Question 7. A data scientist one-hot encodes the categorical variable body_style (with three levels: sedan, SUV, truck) as three columns: is_sedan, is_SUV, is_truck. He includes all three in the regression along with the intercept. The regression software returns an error or produces nonsensical coefficients. Why?

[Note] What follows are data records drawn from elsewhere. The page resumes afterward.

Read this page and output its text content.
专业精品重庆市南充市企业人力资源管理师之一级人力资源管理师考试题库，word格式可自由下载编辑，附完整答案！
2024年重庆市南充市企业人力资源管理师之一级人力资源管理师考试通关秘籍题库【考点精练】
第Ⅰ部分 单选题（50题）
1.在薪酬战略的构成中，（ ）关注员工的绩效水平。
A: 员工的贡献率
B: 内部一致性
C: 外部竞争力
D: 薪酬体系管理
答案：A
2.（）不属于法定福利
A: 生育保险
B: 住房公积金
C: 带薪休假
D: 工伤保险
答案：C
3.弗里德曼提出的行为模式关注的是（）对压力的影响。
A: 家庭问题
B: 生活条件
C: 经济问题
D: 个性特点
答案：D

For every car, exactly one of is_sedan, is_SUV, is_truck equals 1, so the three columns sum to the all-ones column — the same column the intercept already contributes. The four columns \(\{\mathbf{1}, \text{is\_sedan}, \text{is\_SUV}, \text{is\_truck}\}\) are linearly dependent: one is a linear combination of the others, e.g., \(\text{is\_truck} = \mathbf{1} - \text{is\_sedan} - \text{is\_SUV}\). The matrix \(X^T X\) becomes singular and the normal equations have no unique solution. The fix: drop one dummy (the reference level), leaving three independent columns.


Question 8. A study of post-graduation earnings regresses \(\log(\text{income})\) on years of post-secondary education and reports a coefficient of 0.08. How should this coefficient be interpreted? Give two equivalent interpretations: one in terms of percentage change, and one in terms of multiplication.

Percentage: each additional year of education is associated with roughly an \(8\%\) higher income.

Multiplicative: each additional year of education multiplies the predicted income by \(e^{0.08} \approx 1.083\).

Both say the same thing on the original scale: a year of education corresponds to a fixed fraction of existing income, so the dollar increase is larger for someone earning $100,000 than for someone earning $30,000.


Question 9. A bicycle shop regresses used-bike resale prices on frame height and gets a coefficient of $80/inch. Adding frame weight to the model changes the height coefficient to $15/inch (and weight gets a coefficient of $5/lb). Are the two models inconsistent? Use the word multicollinearity in your answer.

Not inconsistent — they answer different questions. Frame height and frame weight are highly correlated (taller frames weigh more), which is multicollinearity. The simple-regression height coefficient ($80/inch) measures the total association between height and price, including the effect of the extra weight that comes with taller frames. The multiple-regression coefficient ($15/inch) measures the association holding weight constant. Multicollinearity makes individual coefficients unstable — small data changes can swing them substantially — even though the model’s predictions may stay similar. Decide which coefficient to report based on the question you are answering.


Question 10. The plot below shows child height vs. average parent height for a sample of families. Two lines are overlaid: Line A (gray) and Line B (red).

  1. Which line is the regression line of child on parent, and which is \(y = x\) (child has the same height as the parents)?

  2. What does the relative slope of the two lines reveal about heights across generations?

(a) Line B (red, flatter) is the regression line. Line A is \(y = x\). The regression line always has slope \(r \cdot \mathrm{SD}_y / \mathrm{SD}_x\), and since \(|r| < 1\), the slope is shallower than the 45-degree line.

(b) The flatter regression line shows regression to the mean: children of tall parents tend to be tall, but less tall than their parents on average; children of short parents are short but less short. This is purely a statistical consequence of imperfect parent-child correlation, not a biological mechanism.